Kini giliran Seongwoo yang menatap Daniel, menelusuri pandangannya pada figur Daniel, memberikannya tatapan menilai. Ditatapi seperti ini membuat Daniel jadi sedikit gelisah, yang tadinya saling menatap di wajah, mata Daniel menghindari tatapan Seongwoo.

"You look fine." Seongwoo akhirnya berbicara setelah membiarkan Daniel tersipu malu. Seongwoo berdeham, ia kemudian berdiri tegak, membuang puntung rokoknya ke tanah dan menginjaknya. "Kau yakin kau bukan sociopath atau semacamnya?"

"Apa yang membuatmu berpikir aku begitu?"

Seongwoo mengangkat bahu. "Entahlah," katanya, ia dapat mendengar langkah kaki di tangga yang mendekat pada mereka, "hanya tebakan saja. Apa kau yakin kau bukan volunteer? You're actually sick?"

"Hmm, entahlah." Daniel mengulang ucapan Seongwoo, ia tersenyum jahil. Seongwoo hendak membuat komentar yang ia pikir akan membuat Daniel tertawa namun niatannya sirna ketika tiba-tiba seseorang membuka satu-satunya pintu menuju tempat ini.

Mereka Seongwoo dihadapkan pada seorang pria berpakaian serbarapi, ia mengenakan jas hitam, celana kain yang amat rapi.

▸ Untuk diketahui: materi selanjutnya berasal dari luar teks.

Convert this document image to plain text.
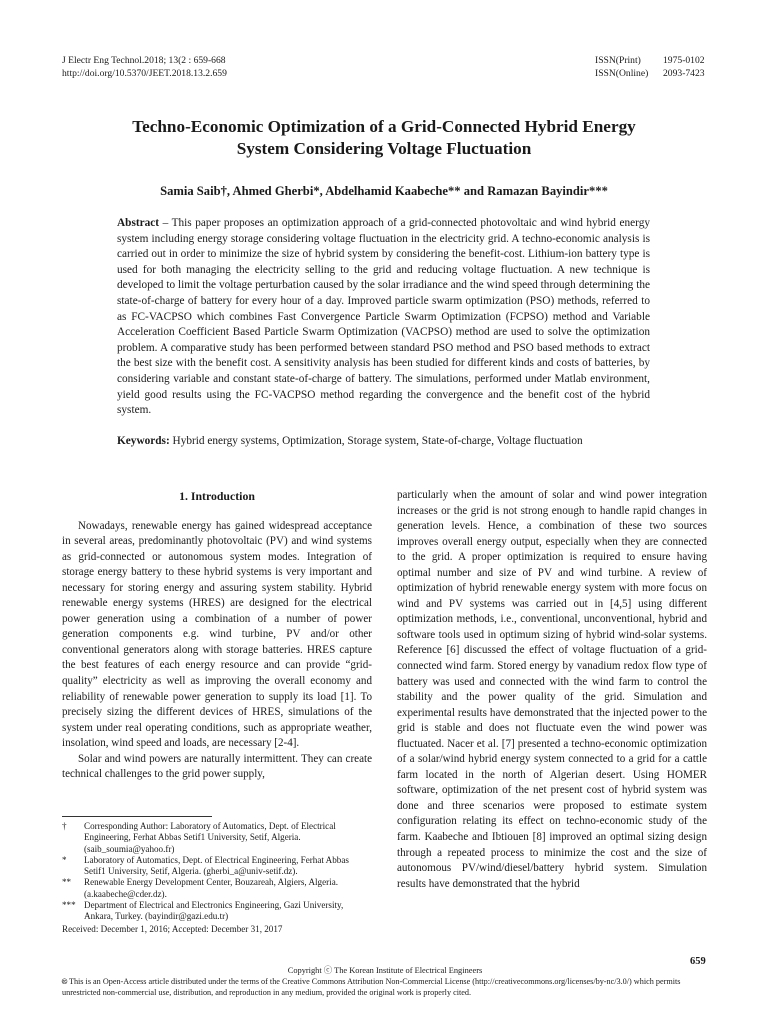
J Electr Eng Technol.2018; 13(2 : 659-668
http://doi.org/10.5370/JEET.2018.13.2.659
ISSN(Print) 1975-0102
ISSN(Online) 2093-7423
Techno-Economic Optimization of a Grid-Connected Hybrid Energy
System Considering Voltage Fluctuation
Samia Saib†, Ahmed Gherbi*, Abdelhamid Kaabeche** and Ramazan Bayindir***
Abstract – This paper proposes an optimization approach of a grid-connected photovoltaic and wind hybrid energy system including energy storage considering voltage fluctuation in the electricity grid. A techno-economic analysis is carried out in order to minimize the size of hybrid system by considering the benefit-cost. Lithium-ion battery type is used for both managing the electricity selling to the grid and reducing voltage fluctuation. A new technique is developed to limit the voltage perturbation caused by the solar irradiance and the wind speed through determining the state-of-charge of battery for every hour of a day. Improved particle swarm optimization (PSO) methods, referred to as FC-VACPSO which combines Fast Convergence Particle Swarm Optimization (FCPSO) method and Variable Acceleration Coefficient Based Particle Swarm Optimization (VACPSO) method are used to solve the optimization problem. A comparative study has been performed between standard PSO method and PSO based methods to extract the best size with the benefit cost. A sensitivity analysis has been studied for different kinds and costs of batteries, by considering variable and constant state-of-charge of battery. The simulations, performed under Matlab environment, yield good results using the FC-VACPSO method regarding the convergence and the benefit cost of the hybrid system.
Keywords: Hybrid energy systems, Optimization, Storage system, State-of-charge, Voltage fluctuation
1. Introduction

Nowadays, renewable energy has gained widespread acceptance in several areas, predominantly photovoltaic (PV) and wind systems as grid-connected or autonomous system modes. Integration of storage energy battery to these hybrid systems is very important and necessary for storing energy and assuring system stability. Hybrid renewable energy systems (HRES) are designed for the electrical power generation using a combination of a number of power generation components e.g. wind turbine, PV and/or other conventional generators along with storage batteries. HRES capture the best features of each energy resource and can provide “grid-quality” electricity as well as improving the overall economy and reliability of renewable power generation to supply its load [1]. To precisely sizing the different devices of HRES, simulations of the system under real operating conditions, such as appropriate weather, insolation, wind speed and loads, are necessary [2-4].

Solar and wind powers are naturally intermittent. They can create technical challenges to the grid power supply,

particularly when the amount of solar and wind power integration increases or the grid is not strong enough to handle rapid changes in generation levels. Hence, a combination of these two sources improves overall energy output, especially when they are connected to the grid. A proper optimization is required to ensure having optimal number and size of PV and wind turbine. A review of optimization of hybrid renewable energy system with more focus on wind and PV systems was carried out in [4,5] using different optimization methods, i.e., conventional, unconventional, hybrid and software tools used in optimum sizing of hybrid wind-solar systems. Reference [6] discussed the effect of voltage fluctuation of a grid-connected wind farm. Stored energy by vanadium redox flow type of battery was used and connected with the wind farm to control the stability and the power quality of the grid. Simulation and experimental results have demonstrated that the injected power to the grid is stable and does not fluctuate even the wind power was fluctuated. Nacer et al. [7] presented a techno-economic optimization of a solar/wind hybrid energy system connected to a grid for a cattle farm located in the north of Algerian desert. Using HOMER software, optimization of the net present cost of hybrid system was done and three scenarios were proposed to estimate system configuration relating its effect on techno-economic study of the farm. Kaabeche and Ibtiouen [8] improved an optimal sizing design through a repeated process to minimize the cost and the size of autonomous PV/wind/diesel/battery hybrid system. Simulation results have demonstrated that the hybrid

†	Corresponding Author: Laboratory of Automatics, Dept. of Electrical Engineering, Ferhat Abbas Setif1 University, Setif, Algeria. (saib_soumia@yahoo.fr)
*	Laboratory of Automatics, Dept. of Electrical Engineering, Ferhat Abbas Setif1 University, Setif, Algeria. (gherbi_a@univ-setif.dz).
**	Renewable Energy Development Center, Bouzareah, Algiers, Algeria. (a.kaabeche@cder.dz).
*** Department of Electrical and Electronics Engineering, Gazi University, Ankara, Turkey. (bayindir@gazi.edu.tr)
Received: December 1, 2016; Accepted: December 31, 2017
659
Copyright ⓒ The Korean Institute of Electrical Engineers
🅭 This is an Open-Access article distributed under the terms of the Creative Commons Attribution Non-Commercial License (http://creativecommons.org/licenses/by-nc/3.0/) which permits unrestricted non-commercial use, distribution, and reproduction in any medium, provided the original work is properly cited.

Pria itu memiliki raut wajah yang tenang namun tetap ada aura serius, ia membawa sebuah ransel kecil dan jaket berwarna pastel.

"Tuan Daniel, ini saatnya pulang."

Daniel mengerucutkan bibirnya, ia terlihat masam sekaligus menggemaskan. Daniel menghela napas berat, akhirnya berkata, "Hm'kayyy."

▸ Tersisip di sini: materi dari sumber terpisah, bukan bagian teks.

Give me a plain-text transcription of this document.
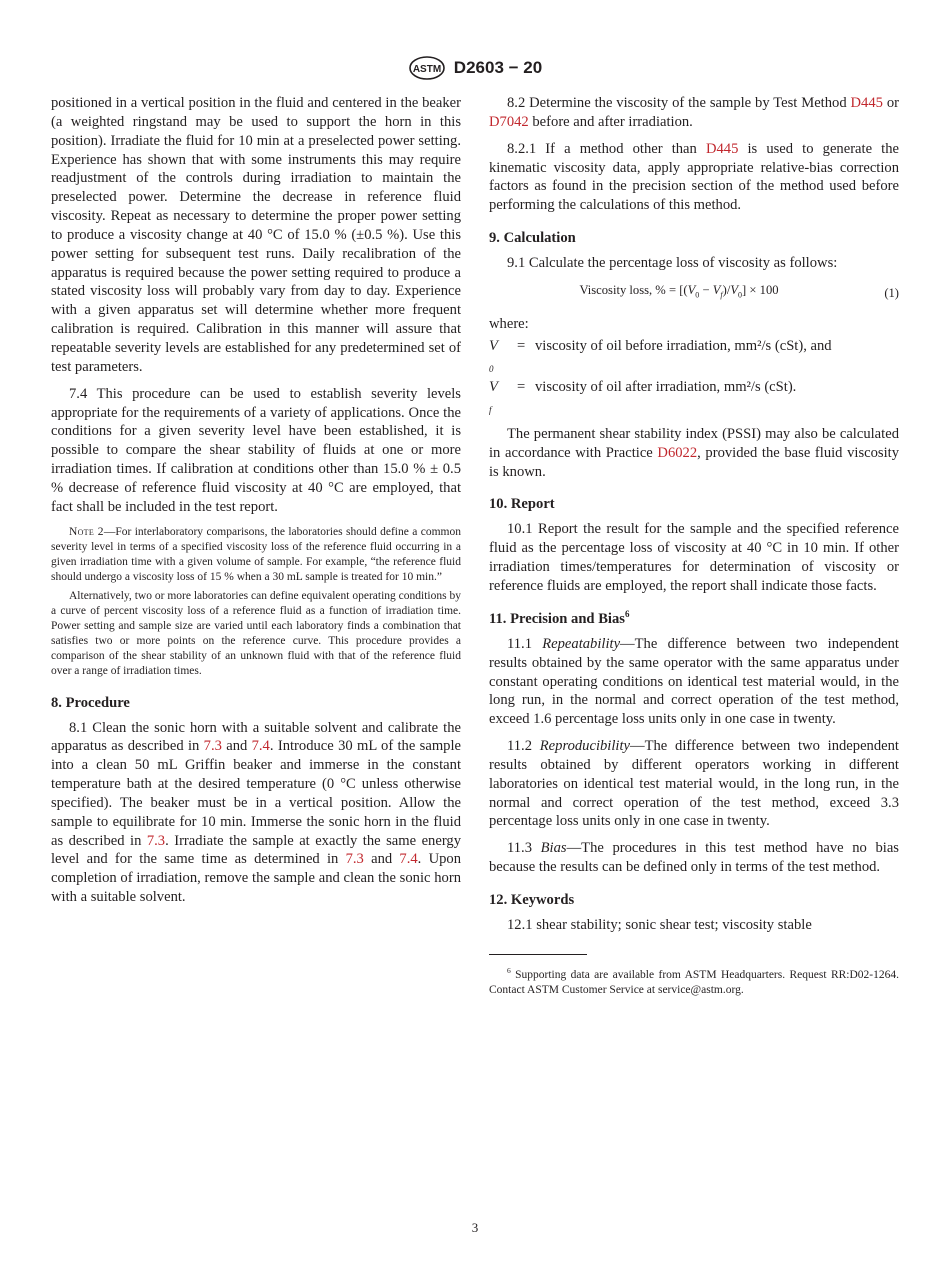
ASTM D2603 − 20

positioned in a vertical position in the fluid and centered in the beaker (a weighted ringstand may be used to support the horn in this position). Irradiate the fluid for 10 min at a preselected power setting. Experience has shown that with some instruments this may require readjustment of the controls during irradiation to maintain the preselected power. Determine the decrease in reference fluid viscosity. Repeat as necessary to determine the proper power setting to produce a viscosity change at 40 °C of 15.0 % (±0.5 %). Use this power setting for subsequent test runs. Daily recalibration of the apparatus is required because the power setting required to produce a stated viscosity loss will probably vary from day to day. Experience with a given apparatus set will determine whether more frequent calibration is required. Calibration in this manner will assure that repeatable severity levels are established for any predetermined set of test parameters.

7.4 This procedure can be used to establish severity levels appropriate for the requirements of a variety of applications. Once the conditions for a given severity level have been established, it is possible to compare the shear stability of fluids at one or more irradiation times. If calibration at conditions other than 15.0 % ± 0.5 % decrease of reference fluid viscosity at 40 °C are employed, that fact shall be included in the test report.

Note 2—For interlaboratory comparisons, the laboratories should define a common severity level in terms of a specified viscosity loss of the reference fluid occurring in a given irradiation time with a given volume of sample. For example, “the reference fluid should undergo a viscosity loss of 15 % when a 30 mL sample is treated for 10 min.”

Alternatively, two or more laboratories can define equivalent operating conditions by a curve of percent viscosity loss of a reference fluid as a function of irradiation time. Power setting and sample size are varied until each laboratory finds a combination that satisfies two or more points on the reference curve. This procedure provides a comparison of the shear stability of an unknown fluid with that of the reference fluid over a range of irradiation times.

8. Procedure

8.1 Clean the sonic horn with a suitable solvent and calibrate the apparatus as described in 7.3 and 7.4. Introduce 30 mL of the sample into a clean 50 mL Griffin beaker and immerse in the constant temperature bath at the desired temperature (0 °C unless otherwise specified). The beaker must be in a vertical position. Allow the sample to equilibrate for 10 min. Immerse the sonic horn in the fluid as described in 7.3. Irradiate the sample at exactly the same energy level and for the same time as determined in 7.3 and 7.4. Upon completion of irradiation, remove the sample and clean the sonic horn with a suitable solvent.

8.2 Determine the viscosity of the sample by Test Method D445 or D7042 before and after irradiation.

8.2.1 If a method other than D445 is used to generate the kinematic viscosity data, apply appropriate relative-bias correction factors as found in the precision section of the method used before performing the calculations of this method.

9. Calculation

9.1 Calculate the percentage loss of viscosity as follows:

Viscosity loss, % = $[(V_0 - V_f)/V_0] \times 100$	(1)

where:

$V_0$	=	viscosity of oil before irradiation, mm²/s (cSt), and
$V_f$	=	viscosity of oil after irradiation, mm²/s (cSt).

The permanent shear stability index (PSSI) may also be calculated in accordance with Practice D6022, provided the base fluid viscosity is known.

10. Report

10.1 Report the result for the sample and the specified reference fluid as the percentage loss of viscosity at 40 °C in 10 min. If other irradiation times/temperatures for determination of viscosity or reference fluids are employed, the report shall indicate those facts.

11. Precision and Bias$^6$

11.1 Repeatability—The difference between two independent results obtained by the same operator with the same apparatus under constant operating conditions on identical test material would, in the long run, in the normal and correct operation of the test method, exceed 1.6 percentage loss units only in one case in twenty.

11.2 Reproducibility—The difference between two independent results obtained by different operators working in different laboratories on identical test material would, in the long run, in the normal and correct operation of the test method, exceed 3.3 percentage loss units only in one case in twenty.

11.3 Bias—The procedures in this test method have no bias because the results can be defined only in terms of the test method.

12. Keywords

12.1 shear stability; sonic shear test; viscosity stable

$^6$ Supporting data are available from ASTM Headquarters. Request RR:D02-1264. Contact ASTM Customer Service at service@astm.org.

3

Daniel berlari kecil menghampiri pria itu, meninggalkan Seongwoo dan membuat Seongwoo menyaksikan bagaimana pria itu membantu Daniel memakaikan jaketnya.

Daniel terlihat sedikit kesulitan ketika mencoba untuk menggendong ranselnya yang sepertinya membuat pria itu tidak suka melihat Daniel mencoba untuk membawa ransel tersebut. Daniel melambaikan tangannya pada Seongwoo, jaket kebesarannya menyembunyikan separuh jemari tangannya. Cute. "Bye-bye, uhh, uhmMr. Handsome Guy!" Kata Daniel terburu-buru untuk terakhir kali sebelum ia menghilang dari balik pintu, sehingga Seongwoo tidak sempat menangkap pemandangan Daniel yang tersipu malu dengan pipi meronanya.

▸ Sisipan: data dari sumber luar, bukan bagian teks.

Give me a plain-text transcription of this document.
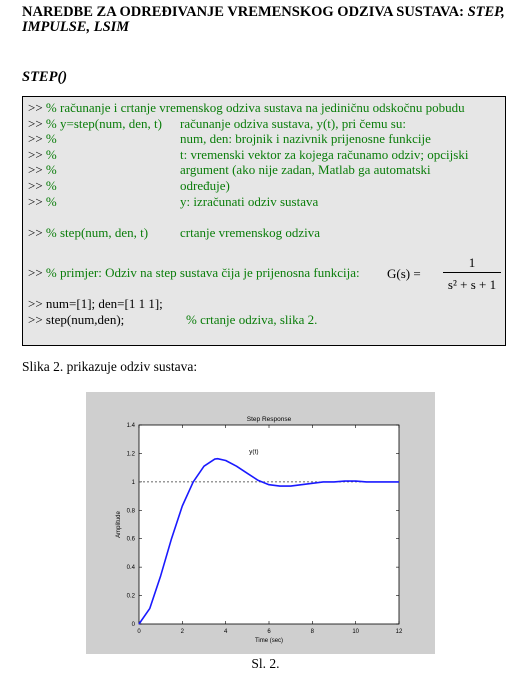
NAREDBE ZA ODREĐIVANJE VREMENSKOG ODZIVA SUSTAVA: STEP, IMPULSE, LSIM
STEP()
>> % računanje i crtanje vremenskog odziva sustava na jediničnu odskočnu pobudu
>> % y=step(num, den, t) računanje odziva sustava, y(t), pri čemu su:
>> %	num, den: brojnik i nazivnik prijenosne funkcije
>> %	t: vremenski vektor za kojega računamo odziv; opcijski
>> %	argument (ako nije zadan, Matlab ga automatski
>> %	određuje)
>> %	y: izračunati odziv sustava
>> % step(num, den, t) crtanje vremenskog odziva
>> % primjer: Odziv na step sustava čija je prijenosna funkcija: G(s) =
1
s² + s + 1
>> num=[1]; den=[1 1 1];
>> step(num,den);	% crtanje odziva, slika 2.
Slika 2. prikazuje odziv sustava:
Step Response
Time (sec)
Amplitude
0	2	4	6	8	10	12
0
0.2
0.4
0.6
0.8
1
1.2
1.4
y(t)
Sl. 2.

Hari ini adalah hari yang ... berbeda

Tak lama setelah kepergian Daniel, Seongwoo mendengar lagi langkah kaki di tangga menuju kemari. Langkah kakinya begitu cepat dan dihentak keras.

"Dude! My man, Ong Seongwoo!" Seseorang menyerang tubuh Seongwoo dengan sebuah dekapan erat, dan Seongwoo hanya bisa mengaduh kesakitan sembari mencoba melepaskan dirinya dari orang ini. "Kau harus tahu apa yang Ibuku lakukan pada Ayahku, it's fucked up and I love it! I love my mom."

Oh, tentu saja.

Kim Jaehwan, lagi.

Namun Seongwoo tidak mengeluh, ia pikir sepertinya ia mulai terbiasa dengan kehadiran Jaehwan pada waktu tenangnya seperti ini.

.

.

.

"Bagaimana denganmu, Minhyun? Apa kau pernah jatuh cinta?" It's Naomi again. Naomi ini salah satu volunteer di perkumpulan yang paling membosankan namun tetap terlihat positif. Bahkan terlalu positif bagi orang yang positif hingga terdengar membosankan. Tapi Seongwoo tidak begitu mempermasalahkan perempuan hampir sebayanya ini, ia memperlakukan semua orang baik.

"Minhyun jatuh cinta?" Sungwoon tiba-tiba saja bersuara, menghentikan Minhyun yang sudah membuka mulutnya untuk menjawab. "Ohhh, kenapa memangnya, Naomi? Is Minhyun your type?"

Menggoda Naomi adalah hal yang paling orang-orang di sini senang lakukan, terutama Sungwoon. Ini membuat Seongwoo jadi berpikir kalau Sungwoon mungkin sebenarnya memiliki ketertarikan pada Naomi. Karena terkadang godaan Sungwoon itu "keterlaluan". But then again, Sungwoon memang orang yang aneh. Well, semua orang di sini aneh. Termasuk Naomi.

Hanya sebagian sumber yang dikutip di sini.